Collaborative processes are a pillar of collegiate education in the arts, but this July, students received the unique opportunity to travel to the coast for a weekend of inter-generational collaboration, on-site art-making, and environmental research with artist, alumna, and activist, Dory Ingram.
In 2003, Dory Ingram was wrapping up her Bachelor's of Fine Arts at Georgia State University. She had been working in dry and wet mediums, and studied under Drawing Painting faculty like Joseph Peragine and Pam Longobardi who undoubtedly influenced the appearance of natural phenomenons and environmental themes in her work. She has since moved to South Carolina and has been exhibiting her work about "nature and human nature, addressing such themes as life cycles, protective instincts, and man’s intrusion upon nature," extensively across the Southeast. Her art informs her activism and vice versa. She has become increasingly invested in the ecology of the area where she works directly with the local sea turtle rescue, volunteers with the Kiawah Island Turtle Patrol, and organizes beach trash pick-ups that involve inventorying and documenting litter into a progress data system.

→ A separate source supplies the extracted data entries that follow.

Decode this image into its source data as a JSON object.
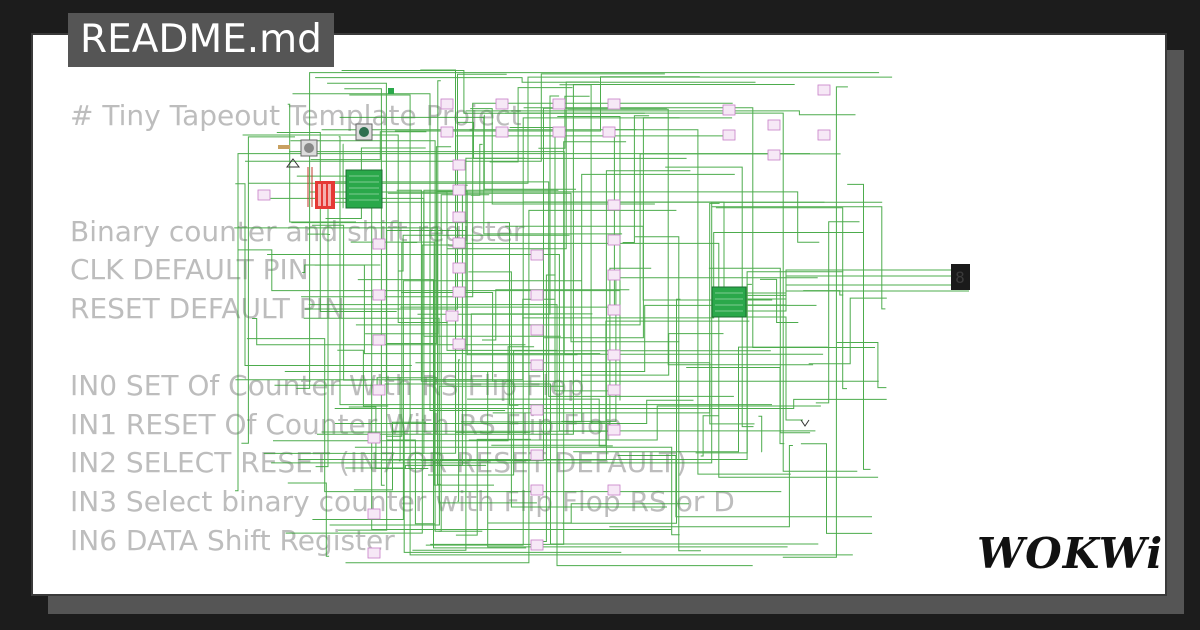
{
  "file_tab": {
    "label": "README.md"
  },
  "readme": {
    "lines": [
      "# Tiny Tapeout Template Project",
      "",
      "",
      "Binary counter and shift register",
      "CLK DEFAULT PIN",
      "RESET DEFAULT PIN",
      "",
      "IN0 SET Of Counter With RS Flip Flop",
      "IN1 RESET Of Counter With RS Flip Flop",
      "IN2 SELECT RESET (IN7 OR RESET DEFAULT)",
      "IN3 Select binary counter with Flip Flop RS or D",
      "IN6 DATA Shift Register"
    ]
  },
  "branding": {
    "logo_text": "WOKWi"
  },
  "colors": {
    "background": "#1c1c1c",
    "card": "#ffffff",
    "tab": "#555555",
    "readme_text": "#bdbdbd",
    "wire": "#2e9e2e",
    "chip": "#2aa84a",
    "gate": "#c77dc7",
    "dip_switch": "#e53935",
    "seven_segment": "#1a1a1a"
  },
  "icons": [
    "wokwi-logo",
    "seven-segment-display",
    "dip-switch",
    "push-button",
    "flip-flop-gate",
    "ground-icon"
  ]
}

This summer, Peragine, Longobardi and the Dean of the College of the Arts, Wade Weast, took a group of Welch students out to the South Carolina Lowcountry to learn from Dory and the coastal ecosystems there. The group consisted of four graduate students, Darya Fard, Lizzy Storm, Alyssa Hood, and Em Getsay, and one undergraduate, Danae Antoine who had all studied under Pam Longobardi as well. With expertise, connections, and recommendations from both Ingram and Longobardi, the students had a full week's itinerary.
The first day of the trip kicked off with a trip to the city of Charleston where the group collected discarded trash in the streets. Each day of the trip involved a litter "sweep." Whether the group was cleaning up the boardwalk, the riverfront, or the beach, they brought bags with them to leave the area cleaner than they found it. Through the process, they learned about Ingram's extensive cataloging to document her beach clean-up efforts. Longobardi's artistic and activism work also highlights the environmental dangers single-use plastics have on the environment, and more specifically our oceans; she encouraged students to look for symbolism and significance in the items they found.
The next day's itinerary involved a trip to the South Carolina Aquarium, where students went with Dory Ingram to learn about the aquatic life impacted by the harms of pollution. There they also witnessed an animal rescue surgery and saw loggerhead sea turtles up close. Following the trip, they visited Ingram at her home and talked to her about her work.
The week's sweep work and educational sessions all led up to a collaborative project on the third day of the trip: using the direct sunlight of the beach, the group made cyanotypes on raw canvas. They used the discarded items and trash collected over the week and a collaged, object-based process made popular by photographer Man Ray in the early 20th century. At the end of the weekend, they quilted the cyanotype canvases together as a gift to Dory Ingram for the time she spent mentoring them.
When asked about how the week impacted them, Danae stated, "It was an incredibly enriching experience to be working with grad students, an alumna, and Georgia State faculty. I really got to know them in an amazing way and saw hands-on how to be an active artist in nature. I was really inspired by Pam to find inspiration in every little thing, and to stop and take notice of the things around you, and what your role is in this world in terms of art-making and art-activism. What also really touched me was seeing these alumni inspired to make art, and to continue their inherent curiosity that is nurtured in higher education." It was through these small-stepped projects that Danae received insight into Longobardi's perspective on environmental activism, "I really learned how to make a small change in the world. When I asked Pam about the current state of the world, and how someone as an individual can't make that much of a difference, and how she remains so positive, she responded (while holding a plastic straw wrapper), 'I know that at least this piece of plastic won't end up in a fishes stomach, and that's the attitude I have.' It was life-changing to hear."